Cells were transfected using the Lipofectamine™ technique. After cells were washed twice with MEM, 10 μg of plasmid DNA containing the iNOS promoter construct (1845 bp; GenBank® accession no. X95629) coupled with a CAT reporter gene were added. In selected instances, an empty vector or an HNF4α expression vector (10 μg) encoding FLAG-tagged WT or mutant variants was co-transfected with the iNOS promoter plasmid construct. After 24 h, cells were stimulated with IL-1β (1000 units/ml) in the presence and absence of H₂O₂ (50 μM). Unstimulated cells served as controls. After 6 h, the supernatant was assayed for CAT activity using a CAT ELISA technique. Transfection efficiency was normalized by co-transfection of a β-galactosidase reporter gene with a constitutively active early SV40 promoter. All values are expressed as pg of CAT/mg of protein. Results are expressed as means±S.E.M. for three experiments (*P<0.01 versus control, IL-1β- or H₂O₂-treated cells).

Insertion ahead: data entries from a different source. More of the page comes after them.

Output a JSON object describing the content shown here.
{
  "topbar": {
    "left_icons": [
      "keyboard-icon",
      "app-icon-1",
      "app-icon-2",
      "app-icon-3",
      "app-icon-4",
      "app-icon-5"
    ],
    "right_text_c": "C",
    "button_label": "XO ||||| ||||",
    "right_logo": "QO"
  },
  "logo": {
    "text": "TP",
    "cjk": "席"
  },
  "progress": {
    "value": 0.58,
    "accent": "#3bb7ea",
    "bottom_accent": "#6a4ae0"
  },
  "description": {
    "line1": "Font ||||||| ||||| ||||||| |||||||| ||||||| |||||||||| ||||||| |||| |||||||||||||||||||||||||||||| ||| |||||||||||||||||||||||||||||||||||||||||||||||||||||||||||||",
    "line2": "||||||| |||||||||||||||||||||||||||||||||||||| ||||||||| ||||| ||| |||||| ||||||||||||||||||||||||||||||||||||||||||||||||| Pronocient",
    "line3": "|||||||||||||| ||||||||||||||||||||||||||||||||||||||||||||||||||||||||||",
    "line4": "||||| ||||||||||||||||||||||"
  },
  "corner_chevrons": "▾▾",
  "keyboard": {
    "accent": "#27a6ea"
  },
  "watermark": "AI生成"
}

Figure 3. Kinase inhibitors and in vitro DNA binding of WT and mutant HNF4α peptides

COS-1 cells were transfected with empty vector or FLAG-tagged WT or mutant (S158A or S304A) HNF4α expression vectors. Cells were treated with IL-1β+H₂O₂ in the presence or absence of increasing concentrations of p38, PKA or PKC inhibitors. Unstimulated cells served as a control. EMSAs were performed using 10 μg of isolated HNF4 peptide. For the supershift experiments, anti-FLAG antibody (Kodak) was included in the binding reaction. Probe was prepared by end-labelling WT 28 bp double-stranded ARE with [γ-³²P]ATP (2500 Ci/mmol) using T4 polynucleotide kinase, followed by gel purification on 15% polyacrylamide. The gel is representative of five experiments. NP, not performed; Ab, antibody.

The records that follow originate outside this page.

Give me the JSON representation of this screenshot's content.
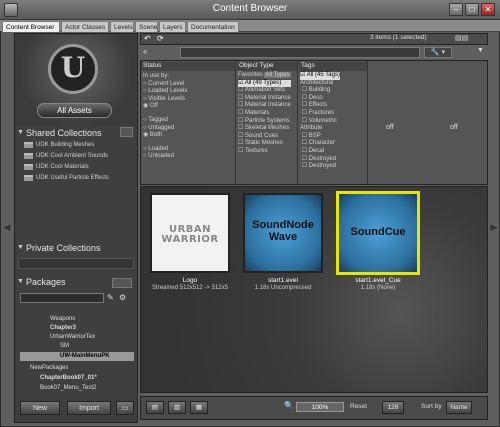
{
  "window": {
    "title": "Content Browser"
  },
  "tabs": [
    "Content Browser",
    "Actor Classes",
    "Levels",
    "Scene",
    "Layers",
    "Documentation"
  ],
  "left": {
    "all_assets": "All Assets",
    "shared_collections": {
      "title": "Shared Collections",
      "items": [
        "UDK Building Meshes",
        "UDK Cool Ambient Sounds",
        "UDK Cool Materials",
        "UDK Useful Particle Effects"
      ]
    },
    "private_collections": {
      "title": "Private Collections"
    },
    "packages": {
      "title": "Packages",
      "items": [
        "Weapons",
        "Chapter3",
        "UrbanWarriorTex",
        "SM",
        "UW-MainMenuPK",
        "NewPackages",
        "ChapterBook07_01*",
        "Book07_Menu_Test2"
      ]
    },
    "new_button": "New",
    "import_button": "Import"
  },
  "toolbar": {
    "item_count": "3 items (1 selected)"
  },
  "filters": {
    "status": {
      "title": "Status",
      "in_use_by": "In use by:",
      "options_a": [
        "Current Level",
        "Loaded Levels",
        "Visible Levels",
        "Off"
      ],
      "options_b": [
        "Tagged",
        "Untagged",
        "Both"
      ],
      "options_c": [
        "Loaded",
        "Unloaded"
      ]
    },
    "object_type": {
      "title": "Object Type",
      "favorites": "Favorites",
      "all_types": "All Types",
      "items": [
        "All (49 Types)",
        "Animation Sets",
        "Material Instance",
        "Material Instance",
        "Materials",
        "Particle Systems",
        "Skeletal Meshes",
        "Sound Cues",
        "Static Meshes",
        "Textures"
      ]
    },
    "tags": {
      "title": "Tags",
      "all": "All (45 Tags)",
      "groups": [
        "Architectural",
        "Attribute"
      ],
      "items_a": [
        "Building",
        "Deco",
        "Effects",
        "Fractures",
        "Volumetric"
      ],
      "items_b": [
        "BSP",
        "Character",
        "Decal",
        "Destroyed",
        "Destroyed"
      ]
    },
    "off_labels": [
      "off",
      "off"
    ]
  },
  "assets": [
    {
      "thumb_text": "URBAN WARRIOR",
      "name": "Logo",
      "info": "Streamed 512x512 -> 512x5",
      "selected": false
    },
    {
      "thumb_text": "SoundNode Wave",
      "name": "start1.evel",
      "info": "1.18s Uncompressed",
      "selected": false
    },
    {
      "thumb_text": "SoundCue",
      "name": "start1.evel_Cue",
      "info": "1.18s (None)",
      "selected": true
    }
  ],
  "statusbar": {
    "zoom": "100%",
    "reset": "Reset",
    "size": "128",
    "sort_by": "Sort by",
    "sort_value": "Name"
  },
  "colors": {
    "selection": "#e6e600",
    "sound_blue": "#3f8fc7"
  }
}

Figure 4. In vitro DNA binding of an S158D phosphomimetic mutant of HNF4α

COS-1 cells were transfected with empty vector or FLAG-tagged WT or mutant (S158A or S158D) HNF4α expression vectors. Cells were treated as indicated. Unstimulated cells served as a control. EMSAs were performed using 10 μg of isolated HNF4 peptide. Probe was prepared by end-labelling the WT 28 bp double-stranded ARE with [γ-³²P]ATP (2500 Ci/mmol) using T4 polynucleotide kinase, followed by gel purification on 15% polyacrylamide. The gel is representative of three experiments.

Figure 5. HNF4α phosphorylation and transactivation

(A) In vitro phosphorylation of HNF4α. Purified FLAG-tagged WT or mutant HNF4α protein was incubated with 1 μl of protein kinase (p38, JNK, or ERK1/2). The reaction products were immunoprecipitated with anti-FLAG antibody at 0 and 20 min, followed by separation on SDS/4–20% polyacrylamide gels; the gel was then dried and analysed by autoradiography. The blot is representative of three experiments. (B) Transient transfection analysis of iNOS promoter activity in COS-1 cells. Cells were transfected using the Lipofectamine™ technique. After cells were washed twice with medium, 10 μg of plasmid DNA containing the iNOS promoter construct (1845 bp; GenBank® accession no. X95629) coupled with a CAT reporter gene were added. In selected instances, an empty vector or an HNF4α expression vector (10 μg) encoding FLAG-tagged WT or mutant variants was co-transfected with the iNOS promoter plasmid construct. In selected instances, the p38 kinase inhibitor was also added. Cells were stimulated with IL-1β (1000 units/ml) in the presence and absence of H₂O₂ (50 μM). Unstimulated cells served as controls. After 6 h, the supernatant was assayed for CAT activity using a CAT ELISA technique. Transfection efficiency was normalized by co-transfection of a β-galactosidase reporter gene with a constitutively active early SV40 promoter. All values are expressed as pg of CAT/mg of protein. Results are expressed as means±S.E.M. for three experiments (*P<0.01 versus control or H₂O₂-treated cells; **P<0.01 versus control, IL-1β- or H₂O₂-treated cells).

Figure 6. Co-immunoprecipitation of HNF4α and PC4

HepG2 cells were transfected with FLAG-tagged WT-HNF4α or S158A-HNF4α by Lipofectin® (Invitrogen) and exposed to IL-1β+H₂O₂. Immunoprecipitation (IP) was performed with anti-FLAG M2–agarose affinity gel (Sigma). Polyclonal anti-PC4 antibody (Santa Cruz Biotechnology) was used for immunoblot (IB) analysis. Membranes were then exposed to secondary antibody coupled with horseradish peroxidase and visualized. The blot is representative of three experiments.